China Runs Out of Children
By Asia Sentinel Mar 15, 2010 2:33PM UTCThe fruits of the one-child policy are maturing in 2010, writes Asia Sentinel
Much has been written about China’s future demographic crisis, summed up by the words “China will get old before it gets rich.” But it is seldom realized just how close China is to a tipping point – it is this year.
The workforce participation rate (percentage of the population aged 15-64 inclusive) peaks in 2010 at the astonishing level of 71.9 percent. The total working age population will peak five years later at 998 million, an increase of only about 25 million or about 0.5 percent annually. Those are not forecasts. They are already baked into the age statistics.
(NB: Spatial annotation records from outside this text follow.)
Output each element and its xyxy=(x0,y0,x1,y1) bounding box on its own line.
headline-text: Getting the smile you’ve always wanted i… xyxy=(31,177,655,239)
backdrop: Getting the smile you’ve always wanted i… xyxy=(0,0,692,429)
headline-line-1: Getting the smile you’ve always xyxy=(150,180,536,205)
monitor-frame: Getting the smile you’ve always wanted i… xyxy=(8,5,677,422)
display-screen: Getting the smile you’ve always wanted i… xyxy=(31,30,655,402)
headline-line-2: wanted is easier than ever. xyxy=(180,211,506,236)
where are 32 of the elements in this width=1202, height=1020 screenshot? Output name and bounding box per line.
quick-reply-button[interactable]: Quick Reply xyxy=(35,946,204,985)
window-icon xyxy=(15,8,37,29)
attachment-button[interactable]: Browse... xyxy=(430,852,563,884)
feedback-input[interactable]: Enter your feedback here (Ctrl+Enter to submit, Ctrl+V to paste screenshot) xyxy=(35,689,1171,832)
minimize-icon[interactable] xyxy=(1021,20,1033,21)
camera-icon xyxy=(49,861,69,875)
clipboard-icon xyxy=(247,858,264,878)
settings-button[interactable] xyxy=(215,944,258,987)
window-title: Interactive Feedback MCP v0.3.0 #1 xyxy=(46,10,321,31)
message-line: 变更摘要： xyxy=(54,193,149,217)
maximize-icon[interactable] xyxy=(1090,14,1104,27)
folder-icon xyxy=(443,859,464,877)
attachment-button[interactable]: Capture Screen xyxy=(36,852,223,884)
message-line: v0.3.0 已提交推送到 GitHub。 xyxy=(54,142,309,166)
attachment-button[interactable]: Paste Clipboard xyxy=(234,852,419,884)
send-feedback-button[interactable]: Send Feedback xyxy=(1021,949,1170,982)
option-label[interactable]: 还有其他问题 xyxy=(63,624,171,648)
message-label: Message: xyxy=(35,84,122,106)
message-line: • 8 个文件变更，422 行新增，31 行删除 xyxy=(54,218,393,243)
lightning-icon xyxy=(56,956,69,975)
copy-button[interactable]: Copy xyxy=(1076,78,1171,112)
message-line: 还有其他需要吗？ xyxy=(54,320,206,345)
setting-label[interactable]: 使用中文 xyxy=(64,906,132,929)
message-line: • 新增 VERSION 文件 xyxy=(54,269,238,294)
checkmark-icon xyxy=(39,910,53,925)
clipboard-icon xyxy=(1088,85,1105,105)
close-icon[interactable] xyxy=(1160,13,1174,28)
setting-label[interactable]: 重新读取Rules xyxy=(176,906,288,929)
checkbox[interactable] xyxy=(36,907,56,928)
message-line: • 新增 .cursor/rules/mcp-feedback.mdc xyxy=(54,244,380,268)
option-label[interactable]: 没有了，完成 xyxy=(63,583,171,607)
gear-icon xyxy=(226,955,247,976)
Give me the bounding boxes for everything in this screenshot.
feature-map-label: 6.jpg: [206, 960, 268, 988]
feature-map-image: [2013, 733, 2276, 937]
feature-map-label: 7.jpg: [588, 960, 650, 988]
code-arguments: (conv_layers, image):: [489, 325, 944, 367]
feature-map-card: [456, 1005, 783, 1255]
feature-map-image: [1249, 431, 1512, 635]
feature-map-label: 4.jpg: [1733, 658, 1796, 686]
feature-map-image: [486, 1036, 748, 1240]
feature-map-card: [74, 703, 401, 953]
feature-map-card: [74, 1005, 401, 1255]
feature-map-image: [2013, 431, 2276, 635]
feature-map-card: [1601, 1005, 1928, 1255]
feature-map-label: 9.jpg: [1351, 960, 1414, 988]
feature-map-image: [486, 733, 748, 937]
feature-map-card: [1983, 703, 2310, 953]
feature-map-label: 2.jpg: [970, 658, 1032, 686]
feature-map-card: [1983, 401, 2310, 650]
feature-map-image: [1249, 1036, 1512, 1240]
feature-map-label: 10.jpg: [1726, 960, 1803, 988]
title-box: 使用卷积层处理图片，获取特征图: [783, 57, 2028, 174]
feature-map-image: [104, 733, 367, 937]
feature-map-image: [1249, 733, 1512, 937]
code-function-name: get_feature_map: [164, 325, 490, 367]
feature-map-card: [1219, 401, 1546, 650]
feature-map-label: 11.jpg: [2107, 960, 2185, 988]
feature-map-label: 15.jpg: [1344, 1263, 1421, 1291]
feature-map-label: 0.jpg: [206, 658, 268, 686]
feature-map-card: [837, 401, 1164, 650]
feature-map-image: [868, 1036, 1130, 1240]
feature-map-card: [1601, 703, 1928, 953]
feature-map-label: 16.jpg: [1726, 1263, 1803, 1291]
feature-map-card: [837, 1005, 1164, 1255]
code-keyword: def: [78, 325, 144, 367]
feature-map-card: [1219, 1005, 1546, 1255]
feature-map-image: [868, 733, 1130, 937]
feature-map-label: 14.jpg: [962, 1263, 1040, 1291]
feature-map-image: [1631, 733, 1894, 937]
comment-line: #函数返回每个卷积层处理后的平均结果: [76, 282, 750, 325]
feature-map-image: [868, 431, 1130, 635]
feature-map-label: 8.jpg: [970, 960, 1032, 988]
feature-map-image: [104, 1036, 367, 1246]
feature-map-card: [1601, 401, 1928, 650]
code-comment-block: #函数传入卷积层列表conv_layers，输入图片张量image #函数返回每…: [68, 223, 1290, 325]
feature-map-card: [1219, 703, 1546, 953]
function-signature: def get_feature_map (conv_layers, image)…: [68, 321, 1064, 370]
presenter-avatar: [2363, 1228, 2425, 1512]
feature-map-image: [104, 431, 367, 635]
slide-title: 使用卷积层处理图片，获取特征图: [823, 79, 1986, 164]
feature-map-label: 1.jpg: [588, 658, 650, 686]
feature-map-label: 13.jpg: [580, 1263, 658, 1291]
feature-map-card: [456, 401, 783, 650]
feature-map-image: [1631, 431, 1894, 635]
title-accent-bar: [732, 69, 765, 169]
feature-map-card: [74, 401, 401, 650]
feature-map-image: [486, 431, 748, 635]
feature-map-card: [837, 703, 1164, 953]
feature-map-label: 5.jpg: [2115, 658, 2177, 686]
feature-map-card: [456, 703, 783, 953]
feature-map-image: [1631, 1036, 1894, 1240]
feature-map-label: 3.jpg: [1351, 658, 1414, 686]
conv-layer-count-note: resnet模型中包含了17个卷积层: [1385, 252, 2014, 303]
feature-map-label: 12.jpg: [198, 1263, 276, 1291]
Workforce participation is set to decline only very slowly until well after 2020. But the impact of demographic change on economic growth is now. It is often forgotten how much growth during the reform period of the past 20 years been contributed by workforce expansion traced to the bulge in births in the years immediately before the introduction in 1980 of the draconian one-child policy. The workforce grew by no less than 33 percent to 973 million over that period and the participation rate went from 66.1 percent to 71.9 percent of the population.
Of course China is still relatively young with a median age of 31.3 compared with 36.7 in the US, 39.0 in Singapore 39.4 in France, 43.8 in Germany and 44.3 in Japan. The problem of a large population over 60 will not seriously impact China for another 25 years so change may not seem very dramatic. But its median age will now be rising rapidly, hitting 37.5 by 2020 and 42 by 2030.